A century ago, we made a commitment to professionalize journalism and erected professional schools to teach skills and instill a common mission at universities like Columbia, Northwestern, and NYU. I’d like to argue that we should make a similar, industry-wide commitment to professionalize the business of news today. After a bloody decade that has left America’s newspaper newsrooms half the size they were at their peak, we are still graduating thousands of students from both undergraduate and graduate editorial programs, and there is not a single major program devoted to the business side of news. Not one. We’ve reinvented journalism school time and time again and have nobly funded countless entrepreneurial journalism fellowships aimed at equipping journalists with basic tech and business skills (“entrepreneurial journalism,” while adjacent, is a different discipline — email me and I’ll explain), but as an industry, we have done very little to identify, pipeline, and train the publishing talent that will be responsible for securing the financial future of news.
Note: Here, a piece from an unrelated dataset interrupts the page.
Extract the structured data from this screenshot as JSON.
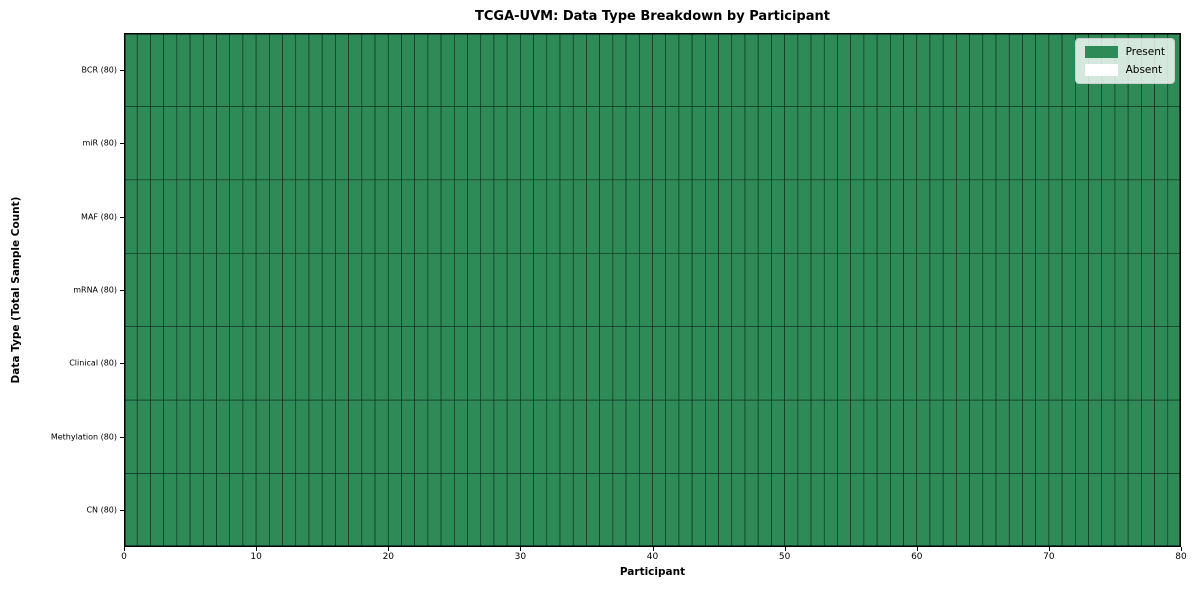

What if, inside of Columbia Journalism School, we built Columbia Publishing School? And what if we did the same at Missouri, Northwestern, and Berkeley? What if we decided to pipeline, train, and mentor future publishers, chief revenue officers, circulation directors, and sales chiefs alongside the future journalists we are teaching to code? And what if we knitted it all together with the same spiritual thread — a deep, common commitment to the First Amendment and the Fourth Estate? I’d venture to guess that the future of news could look very different indeed.
2016 is a perfect year to start this conversation. Today, at the healthiest news organizations, the Chinese Wall looks more like a picket fence. Emerging disciplines like product and audience development are starting to blur the lines between the commercial and the editorial sides of news. In the era of distributed content, social media editors are starting to sound more like circulation directors, and content-based advertising requires even the most junior ad salesperson to think like an editorial chief. These are all incredibly encouraging things. Yet we are still an economically troubled industry in which content talent outnumbers business talent 200 to 1.
I could write another 2,000 words on this topic (trust me, if you’ve ever met me at an industry conference or cocktail party, you know this is true), but I’ll hit pause for now. When you read the rest of the predictions in this collection, you’ll see that the future of news is beyond bright. Still, I don’t think anyone doubts that the news industry will continue to experience tremendous financial pressure in 2016.
Without a business plan, there is no freedom of the press. That’s a line I keep on my Twitter bio, and pinned under a magnet on my kitchen fridge. It’s attributable to an Arab Spring-era Egyptian publisher, whose truth-to-power newspaper was shuttered not because of totalitarian repression, but simply because it ran out of cash. As an industry, we know far too well by now that news needs a business plan. But who will make it? Who will strike the deals, construct the financial models, and sell the ads that will keep the lights on in foreign bureaus across the world? I think it’s time for us to have that conversation. So let me toss my little penny into this fountain, and make the hopeful prediction that 2016 is the year that we start.
Amanda Hale is vice president at Talking Points Memo.